Pour l’expliquer, il me faut, j’en demande bien pardon, ressusciter le scandale que ma petite belle-sœur souhaiterait tant voir oublier. Donc, en l’an de grâce 1733, sous le règne de George II, l’Angleterre étant heureuse – car le roi et le prince de Galles n’en étaient point encore venus aux mains – un certain prince, qui fut connu plus tard dans l’histoire sous le nom de Rodolphe III de Ruritanie, vint faire visite à la cour. Le prince, un beau et grand garçon, était remarquable – il ne m’appartient pas de dire si c’était en bien ou en mal – par un grand nez droit, un peu pointu, et une quantité de cheveux roux, mais d’un roux foncé, presque châtain; somme toute, le nez et les cheveux qui, de tout temps, ont distingué les Elphberg.
Il passa plusieurs mois en Angleterre, où il fut toujours accueilli de la façon la plus courtoise.
Son départ, toutefois, ne laissa pas que d’étonner un peu: le prince disparut un jour brusquement à la suite d’un duel auquel on lui avait su gré de ne pas se dérober, comme il eût pu le faire en arguant de sa royale naissance.

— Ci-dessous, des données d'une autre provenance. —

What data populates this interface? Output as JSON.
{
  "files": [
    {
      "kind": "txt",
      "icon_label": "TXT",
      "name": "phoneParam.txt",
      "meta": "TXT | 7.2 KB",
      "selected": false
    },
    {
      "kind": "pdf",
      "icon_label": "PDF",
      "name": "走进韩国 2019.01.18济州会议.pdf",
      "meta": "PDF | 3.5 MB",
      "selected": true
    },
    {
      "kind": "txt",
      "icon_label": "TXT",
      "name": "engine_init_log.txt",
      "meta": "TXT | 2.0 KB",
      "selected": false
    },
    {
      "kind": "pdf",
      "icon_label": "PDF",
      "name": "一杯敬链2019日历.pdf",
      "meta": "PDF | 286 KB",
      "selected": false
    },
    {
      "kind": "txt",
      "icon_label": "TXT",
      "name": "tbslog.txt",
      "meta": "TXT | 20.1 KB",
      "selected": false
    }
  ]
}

Il s’était battu avec un gentilhomme connu alors, dans le monde, comme étant le mari d’une femme ravissante. Le prince Rodolphe, grièvement blessé dans ce duel, fut, aussitôt remis, adroitement réexpédié en Ruritanie par l’ambassadeur, qui l’avait trouvé plutôt compromettant.
Son adversaire, le gentilhomme anglais, n’avait pas été blessé; mais, le jour du duel, le temps étant froid et humide, il avait pris un refroidissement dont il ne s’était jamais remis et était mort au bout de six mois, sans avoir eu le temps de régler très exactement sa situation vis-à-vis de sa femme. Celle-ci, deux mois plus tard, donnait le jour à un enfant mâle, qui hérita des titres et de la fortune des Burlesdon.